Please see this [configuration](docs/configuration.md) document for more details about configuring vmpooler via environment variables.
The following YAML configuration sets up two pools, `debian-7-i386` and `debian-7-x86_64`, which contain 5 running VMs each:
```
---
:providers:
:vsphere:
server: 'vsphere.example.com'
username: 'vmpooler'
password: 'swimsw1msw!m'
:redis:
server: 'redis.example.com'
:config:
logfile: '/var/log/vmpooler.log'
:pools:
- name: 'debian-7-i386'
template: 'Templates/debian-7-i386'
folder: 'Pooled VMs/debian-7-i386'
pool: 'Pooled VMs/debian-7-i386'
datastore: 'vmstorage'
size: 5
provider: vsphere
- name: 'debian-7-x86_64'
template: 'Templates/debian-7-x86_64'
folder: 'Pooled VMs/debian-7-x86_64'
pool: 'Pooled VMs/debian-7-x86_64'
datastore: 'vmstorage'
size: 5
provider: vsphere
```
See the provided YAML configuration example, [vmpooler.yaml.example](vmpooler.yaml.example), for additional configuration options and parameters or for supporting multiple providers.
### Running via Docker
A [Dockerfile](/docker/Dockerfile) is included in this repository to allow running vmpooler inside a Docker container. A configuration file can be used via volume mapping, and specifying the destination as the configuration file via environment variables, or the application can be configured with environment variables alone. The Dockerfile provides an entrypoint so you may choose whether to run API, or manager services. The default behavior will run both. To build and run:
```
docker build -t vmpooler . && docker run -e VMPOOLER_CONFIG -p 80:4567 -it vmpooler
```
To run only the API and dashboard
```
docker run -p 80:4567 -it vmpooler api
```
To run only the manager component
```
docker run -it vmpooler manager
```
### docker-compose
A docker-compose file is provided to support running vmpooler easily via docker-compose. This is useful for development because your local code is used to build the gem used in the docker-compose environment.
```
docker-compose -f docker/docker-compose.yml up
```
### Running Docker inside Vagrant
A vagrantfile is included in this repository. Please see [vagrant instructions](docs/vagrant.md) for details.
## API and Dashboard
vmpooler provides an API and web front-end (dashboard) on port `:4567`. See the provided YAML configuration example, [vmpooler.yaml.example](vmpooler.yaml.example), to specify an alternative port to listen on.
### API
vmpooler provides a REST API for VM management. See the [API documentation](docs/API.md) for more information.
### Dashboard
A dashboard is provided to offer real-time statistics and historical graphs. It looks like this:
![dashboard](https://raw.github.com/sschneid/vmpooler/gh-pages/img/screenshots/dashboard.png)

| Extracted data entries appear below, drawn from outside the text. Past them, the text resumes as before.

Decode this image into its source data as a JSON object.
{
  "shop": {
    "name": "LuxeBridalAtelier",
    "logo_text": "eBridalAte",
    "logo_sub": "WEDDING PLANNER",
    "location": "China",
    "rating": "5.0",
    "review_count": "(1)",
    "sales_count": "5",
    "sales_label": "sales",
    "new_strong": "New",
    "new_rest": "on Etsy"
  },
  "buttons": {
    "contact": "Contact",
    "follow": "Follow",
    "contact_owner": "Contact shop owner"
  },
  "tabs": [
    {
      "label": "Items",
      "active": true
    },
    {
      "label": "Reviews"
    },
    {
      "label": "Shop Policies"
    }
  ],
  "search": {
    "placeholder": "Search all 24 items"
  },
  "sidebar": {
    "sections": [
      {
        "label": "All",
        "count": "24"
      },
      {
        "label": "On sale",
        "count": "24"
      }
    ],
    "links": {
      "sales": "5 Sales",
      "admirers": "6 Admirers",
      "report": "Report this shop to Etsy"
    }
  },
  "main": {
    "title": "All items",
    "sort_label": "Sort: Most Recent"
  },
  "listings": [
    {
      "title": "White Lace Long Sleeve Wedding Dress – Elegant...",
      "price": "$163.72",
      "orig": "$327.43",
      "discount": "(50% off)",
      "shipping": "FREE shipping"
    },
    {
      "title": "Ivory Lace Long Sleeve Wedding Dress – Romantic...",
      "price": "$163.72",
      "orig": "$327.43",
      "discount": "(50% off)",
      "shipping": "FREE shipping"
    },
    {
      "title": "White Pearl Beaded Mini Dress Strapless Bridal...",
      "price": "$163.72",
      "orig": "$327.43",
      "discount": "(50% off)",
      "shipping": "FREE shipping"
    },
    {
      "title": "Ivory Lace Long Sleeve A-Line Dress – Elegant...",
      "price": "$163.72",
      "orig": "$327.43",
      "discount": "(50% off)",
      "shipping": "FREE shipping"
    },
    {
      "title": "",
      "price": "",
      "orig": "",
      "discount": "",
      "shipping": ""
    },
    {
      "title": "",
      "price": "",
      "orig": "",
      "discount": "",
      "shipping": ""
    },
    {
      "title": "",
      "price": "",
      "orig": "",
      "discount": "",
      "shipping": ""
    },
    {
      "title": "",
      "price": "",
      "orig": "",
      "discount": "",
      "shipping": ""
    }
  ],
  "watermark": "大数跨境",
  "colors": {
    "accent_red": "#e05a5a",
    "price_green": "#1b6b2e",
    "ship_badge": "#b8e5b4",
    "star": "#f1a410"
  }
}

[Graphite](http://graphite.wikidot.com/) is required for historical data retrieval. See the provided YAML configuration example, [vmpooler.yaml.example](vmpooler.yaml.example), for details.
## Command-line Utility
- [vmfloaty](https://github.com/briancain/vmfloaty) is a ruby based CLI tool and scripting library written in ruby.
## Vagrant plugin
- [vagrant-vmpooler](https://github.com/briancain/vagrant-vmpooler) Use Vagrant to create and manage your vmpooler instances.
## Development and further documentation
For more information about setting up a development instance of vmpooler or other subjects, see the [docs/](docs) directory.
## Build status
[![Build Status](https://travis-ci.org/puppetlabs/vmpooler.png?branch=master)](https://travis-ci.org/puppetlabs/vmpooler)
## License
vmpooler is distributed under the [Apache License, Version 2.0](http://www.apache.org/licenses/LICENSE-2.0.html). See the [LICENSE](LICENSE) file for more details.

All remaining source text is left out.